Neijssel O M, Buurman E T, Teixeira de Mattos M J

机构信息

Department of Microbiology, University of Amsterdam, The Netherlands.

出版信息

Biochim Biophys Acta. 1990 Jul 25;1018(2-3):252-5. doi: 10.1016/0005-2728(90)90260-b.
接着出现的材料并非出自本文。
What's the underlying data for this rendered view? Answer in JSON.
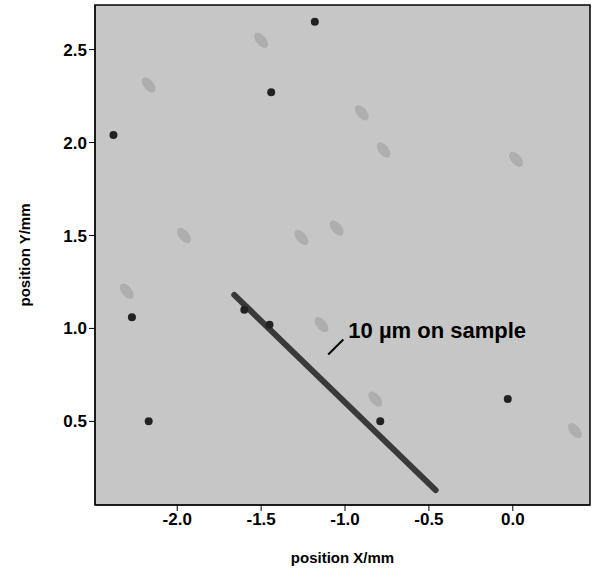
{
  "chart_data": {
    "type": "image",
    "x_label": "position X/mm",
    "y_label": "position Y/mm",
    "color": "#c6c6c6",
    "xlim": [
      -2.49,
      0.46
    ],
    "ylim": [
      0.05,
      2.74
    ],
    "xticks": [
      {
        "value": -2,
        "label": "-2.0"
      },
      {
        "value": -1.5,
        "label": "-1.5"
      },
      {
        "value": -1,
        "label": "-1.0"
      },
      {
        "value": -0.5,
        "label": "-0.5"
      },
      {
        "value": 0,
        "label": "0.0"
      }
    ],
    "yticks": [
      0.5,
      {
        "value": 1,
        "label": "1.0"
      },
      1.5,
      {
        "value": 2,
        "label": "2.0"
      },
      2.5
    ],
    "streak": {
      "x": [
        -1.66,
        -0.46
      ],
      "y": [
        1.18,
        0.13
      ]
    },
    "spots": {
      "x": [
        -2.17,
        -1.44,
        -1.18,
        -2.27,
        -0.03,
        -0.79,
        -1.6,
        -1.45,
        -2.38
      ],
      "y": [
        0.5,
        2.27,
        2.65,
        1.06,
        0.62,
        0.5,
        1.1,
        1.02,
        2.04
      ]
    },
    "faint_spots": {
      "x": [
        -2.17,
        -1.96,
        -1.5,
        -2.3,
        -1.26,
        -1.05,
        -0.9,
        -0.77,
        0.02,
        -1.14,
        -0.82,
        0.37
      ],
      "y": [
        2.31,
        1.5,
        2.55,
        1.2,
        1.49,
        1.54,
        2.16,
        1.96,
        1.91,
        1.02,
        0.62,
        0.45
      ]
    },
    "annotation": {
      "text": "10 µm on sample",
      "x": -0.98,
      "y": 0.99,
      "pointer_x": [
        -1.01,
        -1.1
      ],
      "pointer_y": [
        0.94,
        0.86
      ]
    }
  }
}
DOI:10.1016/0005-2728(90)90260-b

PMID:2144189

Abstract

In this contribution we describe the occurrence of futile cycles in growing bacteria. These cycles are thought to be active when organisms contain two uptake systems for a particular nutrient (one with a high, the other with a low affinity for its substrate). The high-affinity system is responsible for uptake of the nutrient, some of which is subsequently lost to the medium again via leakage through the low-affinity-system. A special futile cycle is caused under some growth conditions by the extremely rapid diffusion of ammonia through bacterial membranes. When the ammonium ion is taken up via active transport, the couple NH3/NH4+ will act as an uncoupler. This is aggravated by the chemical similarity of the potassium and the ammonium ion, which leads to ammonium ion transport via the Kdp potassium transport system when the potassium concentration in the medium is low. Other examples of futile cycles, such as those caused by the production of fatty acids by fermentation, are briefly discussed.

摘要

在本论文中，我们描述了生长中的细菌中无效循环的发生情况。当生物体含有针对特定营养物质的两种摄取系统（一种对其底物具有高亲和力，另一种具有低亲和力）时，这些循环被认为是活跃的。高亲和力系统负责营养物质的摄取，其中一些随后会通过低亲和力系统渗漏回培养基中。在某些生长条件下，氨通过细菌膜的极快速扩散会导致一种特殊的无效循环。当铵离子通过主动运输被摄取时，NH3/NH4+ 对会起到解偶联剂的作用。钾离子和铵离子的化学相似性加剧了这种情况，当培养基中的钾浓度较低时，会导致铵离子通过Kdp钾转运系统进行运输。本文还简要讨论了其他无效循环的例子，例如发酵产生脂肪酸所导致的无效循环。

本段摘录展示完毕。